The reports from 2016, soon after the NFL Draft, the ones about Carson Wentz, who has become the Commanders’ quarterback. The ones from 2017, when he was an MVP runner-up the year the Eagles won the whole thing. The ones that claimed he bleeds winning, as Doug Pederson once said. The ones that labeled him a franchise quarterback, worthy of spending five draft choices just to move up to acquire his rights.
The ones like this: “The fun about watching Carson play is you don’t know what he’ll do next. But the result is usually good and it has helped his teammates become true believers.” That one was from Malcolm Jenkins, known as a locker-room fountain of honesty, during that Super Bowl run.
Then there was Howie Roseman, early in 2022, all mushy about it all. “When you have players like that, they are like fingers on your hand,” he said. “You can’t even imagine that they are not part of you, that they are not here.”
“That’s how we feel about Carson.”
Even a sitting president, Barack Obama, once grabbed a microphone and issued this advisory to Eagles fans: “Get on the Wentz Wagon.” Applause ensued.
So, obviously, as they are about to face a franchise quarterback who bleeds winning and is so fun to watch that a personnel director cannot imagine him playing anywhere else and whom the Leader of the Free World endorses, the Eagles are in deep as they attempt to improve to 3-0.
So the quotes didn’t age well and political hot-takes often turn chilly. Wentz never really recovered from his injuries and became a turnover conveyor belt. And those yellowed scouting reports became good only as cautionary exhibits that a franchise quarterback is something that cannot simply be delivered is if by Door Dash.
Eventually, the Eagles, who had Jalen Hurts in reserve, would offload their top 2016 draft choice at a discount to Indianapolis, where he failed, and the Colts dumped him in Washington. And son of a gun if Wentz didn’t bleed winning in Week 1 against Pederson in Jacksonville, hurling four touchdown passes.
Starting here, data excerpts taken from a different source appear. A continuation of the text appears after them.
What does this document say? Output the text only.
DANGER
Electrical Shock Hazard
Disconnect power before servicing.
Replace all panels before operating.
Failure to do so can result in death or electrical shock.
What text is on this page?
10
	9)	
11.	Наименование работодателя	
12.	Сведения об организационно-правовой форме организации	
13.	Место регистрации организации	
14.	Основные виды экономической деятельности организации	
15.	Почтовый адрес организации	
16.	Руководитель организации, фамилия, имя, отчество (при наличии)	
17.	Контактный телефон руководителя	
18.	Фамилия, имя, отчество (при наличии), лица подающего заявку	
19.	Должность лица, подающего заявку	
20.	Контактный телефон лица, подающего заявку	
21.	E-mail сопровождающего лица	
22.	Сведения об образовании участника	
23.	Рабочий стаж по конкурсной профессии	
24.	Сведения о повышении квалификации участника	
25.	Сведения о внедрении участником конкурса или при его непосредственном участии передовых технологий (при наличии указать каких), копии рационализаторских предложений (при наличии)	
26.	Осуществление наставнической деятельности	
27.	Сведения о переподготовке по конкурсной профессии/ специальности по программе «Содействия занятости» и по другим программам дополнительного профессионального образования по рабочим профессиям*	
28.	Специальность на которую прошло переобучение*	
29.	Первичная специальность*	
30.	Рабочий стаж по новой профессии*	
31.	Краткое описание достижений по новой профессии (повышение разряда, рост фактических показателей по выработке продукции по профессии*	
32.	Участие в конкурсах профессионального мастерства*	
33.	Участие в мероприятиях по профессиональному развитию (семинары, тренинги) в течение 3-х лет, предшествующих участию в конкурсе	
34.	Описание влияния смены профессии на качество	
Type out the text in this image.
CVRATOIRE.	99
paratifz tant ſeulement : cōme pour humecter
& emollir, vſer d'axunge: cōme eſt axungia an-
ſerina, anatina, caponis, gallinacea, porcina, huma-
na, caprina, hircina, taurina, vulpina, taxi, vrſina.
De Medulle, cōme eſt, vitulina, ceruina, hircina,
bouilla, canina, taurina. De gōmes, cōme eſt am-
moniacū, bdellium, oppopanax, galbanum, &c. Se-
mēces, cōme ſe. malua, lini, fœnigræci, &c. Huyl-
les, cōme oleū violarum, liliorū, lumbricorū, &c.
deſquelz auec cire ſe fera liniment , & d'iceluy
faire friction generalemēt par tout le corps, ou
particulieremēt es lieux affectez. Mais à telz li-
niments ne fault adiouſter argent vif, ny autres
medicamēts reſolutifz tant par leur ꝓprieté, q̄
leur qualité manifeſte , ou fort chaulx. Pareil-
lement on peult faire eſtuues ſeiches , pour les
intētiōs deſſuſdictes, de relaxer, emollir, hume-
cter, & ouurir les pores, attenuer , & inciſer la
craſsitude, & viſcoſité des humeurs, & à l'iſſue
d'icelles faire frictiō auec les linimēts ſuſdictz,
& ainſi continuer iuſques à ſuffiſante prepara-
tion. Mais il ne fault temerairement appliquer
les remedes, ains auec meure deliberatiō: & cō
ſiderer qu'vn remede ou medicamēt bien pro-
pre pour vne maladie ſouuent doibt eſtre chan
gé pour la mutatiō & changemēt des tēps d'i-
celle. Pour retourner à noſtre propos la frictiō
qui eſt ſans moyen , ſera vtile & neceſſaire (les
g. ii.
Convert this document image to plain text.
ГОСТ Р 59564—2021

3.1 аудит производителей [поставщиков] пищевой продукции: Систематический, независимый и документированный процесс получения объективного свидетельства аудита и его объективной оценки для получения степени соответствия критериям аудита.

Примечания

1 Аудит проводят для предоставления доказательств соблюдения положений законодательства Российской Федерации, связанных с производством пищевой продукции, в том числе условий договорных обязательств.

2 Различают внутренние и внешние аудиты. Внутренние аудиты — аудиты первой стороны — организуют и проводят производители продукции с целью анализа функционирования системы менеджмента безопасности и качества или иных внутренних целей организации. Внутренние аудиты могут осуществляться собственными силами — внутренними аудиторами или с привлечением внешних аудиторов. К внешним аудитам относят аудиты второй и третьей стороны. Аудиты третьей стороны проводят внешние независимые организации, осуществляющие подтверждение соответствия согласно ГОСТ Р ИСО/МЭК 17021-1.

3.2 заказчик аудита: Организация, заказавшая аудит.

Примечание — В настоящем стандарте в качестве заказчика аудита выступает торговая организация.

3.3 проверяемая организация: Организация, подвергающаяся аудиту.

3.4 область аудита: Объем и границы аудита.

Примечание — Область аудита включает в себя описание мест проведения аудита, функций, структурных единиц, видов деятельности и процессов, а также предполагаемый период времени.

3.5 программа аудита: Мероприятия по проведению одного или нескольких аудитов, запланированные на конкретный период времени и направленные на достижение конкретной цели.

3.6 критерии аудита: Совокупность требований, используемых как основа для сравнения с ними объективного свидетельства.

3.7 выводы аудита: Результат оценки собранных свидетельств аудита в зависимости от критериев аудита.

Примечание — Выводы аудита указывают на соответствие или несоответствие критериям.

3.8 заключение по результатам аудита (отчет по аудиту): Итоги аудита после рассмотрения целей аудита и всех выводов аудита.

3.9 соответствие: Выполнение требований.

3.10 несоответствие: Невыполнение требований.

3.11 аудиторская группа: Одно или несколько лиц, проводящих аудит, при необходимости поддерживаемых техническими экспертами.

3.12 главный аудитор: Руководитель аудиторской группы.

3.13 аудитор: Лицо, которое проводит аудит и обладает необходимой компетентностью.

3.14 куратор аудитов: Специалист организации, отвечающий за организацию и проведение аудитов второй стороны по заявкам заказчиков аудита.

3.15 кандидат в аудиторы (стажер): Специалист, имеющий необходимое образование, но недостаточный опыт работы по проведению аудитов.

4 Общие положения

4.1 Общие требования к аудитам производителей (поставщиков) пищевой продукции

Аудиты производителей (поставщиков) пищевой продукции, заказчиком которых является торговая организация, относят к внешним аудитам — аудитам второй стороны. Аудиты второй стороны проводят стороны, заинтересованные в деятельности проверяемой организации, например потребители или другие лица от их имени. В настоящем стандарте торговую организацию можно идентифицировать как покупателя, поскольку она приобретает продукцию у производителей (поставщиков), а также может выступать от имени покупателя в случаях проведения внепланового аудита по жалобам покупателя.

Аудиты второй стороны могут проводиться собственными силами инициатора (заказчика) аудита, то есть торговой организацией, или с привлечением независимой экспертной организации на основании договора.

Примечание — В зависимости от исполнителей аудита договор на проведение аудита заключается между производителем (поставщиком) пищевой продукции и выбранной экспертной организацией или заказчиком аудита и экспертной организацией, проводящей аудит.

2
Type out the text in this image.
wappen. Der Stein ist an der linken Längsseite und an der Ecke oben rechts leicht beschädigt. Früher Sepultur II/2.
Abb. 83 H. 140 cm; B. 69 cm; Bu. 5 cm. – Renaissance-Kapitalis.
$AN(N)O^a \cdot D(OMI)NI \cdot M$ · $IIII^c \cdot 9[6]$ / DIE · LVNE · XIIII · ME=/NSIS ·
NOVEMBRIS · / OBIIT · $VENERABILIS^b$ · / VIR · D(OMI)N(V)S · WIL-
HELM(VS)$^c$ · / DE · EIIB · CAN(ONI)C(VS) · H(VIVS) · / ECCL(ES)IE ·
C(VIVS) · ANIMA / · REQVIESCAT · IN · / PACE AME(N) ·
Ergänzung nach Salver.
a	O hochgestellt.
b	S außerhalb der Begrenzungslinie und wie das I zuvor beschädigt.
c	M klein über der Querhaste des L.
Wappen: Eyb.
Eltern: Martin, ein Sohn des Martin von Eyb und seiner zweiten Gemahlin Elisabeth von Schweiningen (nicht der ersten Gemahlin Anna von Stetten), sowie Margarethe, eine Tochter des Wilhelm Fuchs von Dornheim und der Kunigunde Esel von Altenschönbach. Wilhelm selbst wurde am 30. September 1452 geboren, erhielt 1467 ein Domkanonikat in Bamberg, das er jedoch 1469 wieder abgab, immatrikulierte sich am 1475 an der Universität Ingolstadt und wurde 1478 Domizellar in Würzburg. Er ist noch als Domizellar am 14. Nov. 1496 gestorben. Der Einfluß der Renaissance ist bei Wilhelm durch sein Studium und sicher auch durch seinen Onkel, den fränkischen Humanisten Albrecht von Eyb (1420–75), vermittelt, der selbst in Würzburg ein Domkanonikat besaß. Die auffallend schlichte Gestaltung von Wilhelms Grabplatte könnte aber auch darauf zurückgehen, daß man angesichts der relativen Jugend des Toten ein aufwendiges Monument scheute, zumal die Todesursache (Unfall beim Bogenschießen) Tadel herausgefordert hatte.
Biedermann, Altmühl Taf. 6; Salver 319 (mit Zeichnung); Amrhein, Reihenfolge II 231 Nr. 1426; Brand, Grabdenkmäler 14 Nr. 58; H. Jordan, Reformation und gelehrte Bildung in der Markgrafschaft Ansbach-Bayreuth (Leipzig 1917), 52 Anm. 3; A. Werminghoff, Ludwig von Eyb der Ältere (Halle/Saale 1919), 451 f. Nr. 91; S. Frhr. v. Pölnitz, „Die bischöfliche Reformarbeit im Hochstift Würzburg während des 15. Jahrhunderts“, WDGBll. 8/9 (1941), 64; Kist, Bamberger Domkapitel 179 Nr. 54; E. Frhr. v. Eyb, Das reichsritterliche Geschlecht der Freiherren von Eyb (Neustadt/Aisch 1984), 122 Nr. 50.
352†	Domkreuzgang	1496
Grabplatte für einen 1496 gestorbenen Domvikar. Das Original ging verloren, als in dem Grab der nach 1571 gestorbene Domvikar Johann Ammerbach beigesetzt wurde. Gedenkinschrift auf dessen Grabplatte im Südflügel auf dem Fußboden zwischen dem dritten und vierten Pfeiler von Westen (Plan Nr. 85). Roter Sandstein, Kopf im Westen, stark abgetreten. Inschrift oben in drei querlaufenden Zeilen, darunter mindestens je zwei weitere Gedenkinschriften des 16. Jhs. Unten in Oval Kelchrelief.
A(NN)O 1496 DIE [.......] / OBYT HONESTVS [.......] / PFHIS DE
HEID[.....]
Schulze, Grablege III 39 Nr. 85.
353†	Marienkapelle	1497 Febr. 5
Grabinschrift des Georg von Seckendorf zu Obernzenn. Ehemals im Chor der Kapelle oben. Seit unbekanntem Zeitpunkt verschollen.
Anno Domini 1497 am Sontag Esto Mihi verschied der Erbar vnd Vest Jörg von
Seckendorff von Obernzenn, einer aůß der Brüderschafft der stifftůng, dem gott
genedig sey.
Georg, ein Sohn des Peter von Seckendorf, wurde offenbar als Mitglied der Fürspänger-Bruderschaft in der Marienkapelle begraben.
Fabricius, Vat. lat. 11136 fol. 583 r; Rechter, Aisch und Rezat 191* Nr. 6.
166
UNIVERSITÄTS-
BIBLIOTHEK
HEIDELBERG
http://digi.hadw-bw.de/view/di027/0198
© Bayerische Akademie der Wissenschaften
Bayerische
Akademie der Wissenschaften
“You’re going to have to win this,” Commanders coach Ron Rivera told Wentz before that late-game rally. Wentz’s response: “I will.”
So maybe Wentz has found his football happy place. Maybe he has regained top fitness at age 29. Maybe he needed that run-up to the Big 3-0 to develop fully as a quarterback, a position routinely best handled by older professionals. Maybe Rivera is the right coach to maximize his gifts, and there are many.
If so, Eagles fans will be miserable, not just because it means Wentz can lift Washington back into NFC East relevance, but because they tend to despise the man. They can be that way, Eagles fans. The other night, because they can be bullies, they chose to boo former Eagle Jalen Reagor of the Vikings simply because he was not as good as advertised. Had the game Sunday been scheduled for the Linc, Wentz would have expected three-plus hours of heckling, for rarely in Philadelphia had an athlete gone from being so celebrated to so despised so quickly. And there have been one or two.
“I don’t know,” Wentz told reporters the other day. “That’s such a big question that I’ve answered many times. One thing I look back on was, ‘Man, I could have been better here. I could have been better as a person, as a teammate.’
“I definitely cherished my time I had up there. It was definitely a wild ride in many, many ways.”
Cantankerous as some Philadelphia fans can be, there were reasons for their change of heart. For one, Wentz turned from MVP-like in 2017 to lousy by 2020. Not sub-par. Not average. Lousy. He completed just 57.4 percent of his passes and led football with 15 interceptions. When he was at his best, he flashed a mystical ability to avoid a pass rush, ducking under would-be tacklers to complete highlight plays. By 2020, he was sacked 50 times. His performance was poor, his body language worse. And by then, there were already hints that the Eagles would be better with Hurts.
But there was more to the Wentz tumble from Philadelphia popularity. While impossible to prove, he projected the image that he never really bought into the area, rarely making himself available off hours, rarely providing much public insight beyond off-brand postgame cliches. And even he has acknowledged that he could have been a better teammate. Yet he was never accused of not putting in the required hours to succeed. It just didn’t work for him in Philadelphia, that’s all. And vice-versa.
So off to Indy it was, then to Landover, Md., where Sunday he can catch the Eagles in a trap game. If so, don’t be surprised. It was all there in the reports.